What am I doing wrong? Also I only need to do this for the Extended Var and Pdfium plugins right? since i don’t need the functions the other two offer for the project i am working on.

Thank you for your time and instructions!

Kashk.master

Did you install Visual Studio 2022 with C++ and Game Development modules (there are two option for UE. one of them is about UE support other one is UE installation. Just select UE support)

If you installed VS 2022, check this topic.

Other than that missing context menu item has nothing to do with either our plugins or any plugins at all. It is a problem of your UE installation and I can’t help you about your IT infastructure.
(Actually I didn’t do anything to get context menu item. I have Windows 11, just installed VS 2022 with necessary modules, Android Studio and UE from Epic Launcher. If I did something special, I would tell)

and as I understand you don’t use a special source code branch which sticked to an old version like oculus branch. (Even it uses 5.1)

Even if you have an old plugin, you have to update your engine in the future in any case. (Running an old plugin/blueprint in newer engine is easier for UE) Maybe this is the time ? Don’t fear ! You can do it ! You have to power, yaay !

As I say before, I can help about “our plugin’s” problem. For example, a crash after correct installation, a deprecation warning, a package problem or a wrong result but I can’t help you about your current problem.

Hi,

I recently tried to make the Pdfium into my project and I cannot make it load properly. Do you know why? May I ask why you gave up on Pdfium and used the Pandores?

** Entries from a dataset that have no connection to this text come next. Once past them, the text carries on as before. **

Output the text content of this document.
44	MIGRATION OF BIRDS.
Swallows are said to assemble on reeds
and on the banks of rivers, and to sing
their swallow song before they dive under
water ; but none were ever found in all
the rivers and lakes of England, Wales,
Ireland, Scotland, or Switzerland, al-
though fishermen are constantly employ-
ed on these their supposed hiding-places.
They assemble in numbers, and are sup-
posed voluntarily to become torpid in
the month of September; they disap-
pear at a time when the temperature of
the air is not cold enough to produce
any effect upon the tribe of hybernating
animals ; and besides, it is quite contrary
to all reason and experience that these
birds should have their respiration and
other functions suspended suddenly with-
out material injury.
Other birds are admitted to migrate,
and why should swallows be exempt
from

Here is the problem shortcut:

Here is my file hierarchy:
image

Here is my build.cs:

Here is how I include and use the code in the file:

And here is the error it shows when loading till 75%:

Where did I do wrong? Thanks for your reply.

Actually I didn’t give up on my project.
I had a problem about PDF save system and no one but Pandores (not even PDFium user group. They even said “we wouldn’t give help about third party integrations.” I mean this is Unreal Engine. If C++ had gain some popularity over other high level languages at latest years, it was about UE) helped me about it.

(If PDF file has big images or external fonts, callback function triggers multiple times and you have to append a global byte array with it. I didn’t understand that trick at first. It has to be global because it is C type function pointer callback. So, there is no support for lambda capture and also there is no void pointer as callback context.)

So, I promised him to buy his plugin, close my open source project and give him an access to my source code in their help’s return. (I didn’t want to be his competitor and I have some extra features for parsing. Btw. Pandores already published their plugin before I asked for help and give access to my source code.)

Right now, my implementation works perfectly as renderer, parser and writer on both Windows & Android platforms and I am using it on my projects.

You know we develope and share source codes for money, help request or at least some ratings. I didn’t seek money but some help and rating would be good. I couldn’t get any and for this reason, I closed it as promised.

//

For your problem, you have to learn DLL delayed load.

First add this to your build.cs / PrivateDependencyModuleNames
“Projects”,

After that

**Public/MergePDF.h**

class FMergePDFModule : public IModuleInterface
{
public:

	/** IModuleInterface implementation */
	virtual void StartupModule() override;
	virtual void ShutdownModule() override;

#ifdef _WIN64
	void* PDFium_Handle;
#endif
};

**Private/MergePDF.cpp**

#include "Interfaces/IPluginManager.h"

void FMergePDFModule ::StartupModule()
{
#ifdef _WIN64
	const FString BasePluginDir = IPluginManager::Get().FindPlugin("MergePDF")->GetBaseDir();
	const FString DLL_Path = FPaths::Combine(*BasePluginDir, TEXT("Source/MergePDF/ThirdParty/pdfium/Windows/lib/pdfium.dll"));
	PDFium_Handle = FPlatformProcess::GetDllHandle(*DLL_Path);

        // you have to edit that DLL_Path according to your DLL location.

	if (PDFium_Handle != nullptr)
	{
		UE_LOG(LogTemp, Log, TEXT("pdfium.dll loaded successfully!"));
	}

	else
	{
		UE_LOG(LogTemp, Fatal, TEXT("pdfium.dll failed to load!"));
	}
#endif
}
1 Like

Thanks for such a quick reply.

I understand now, I’ll learn how to delay load DLL. Thank you very much.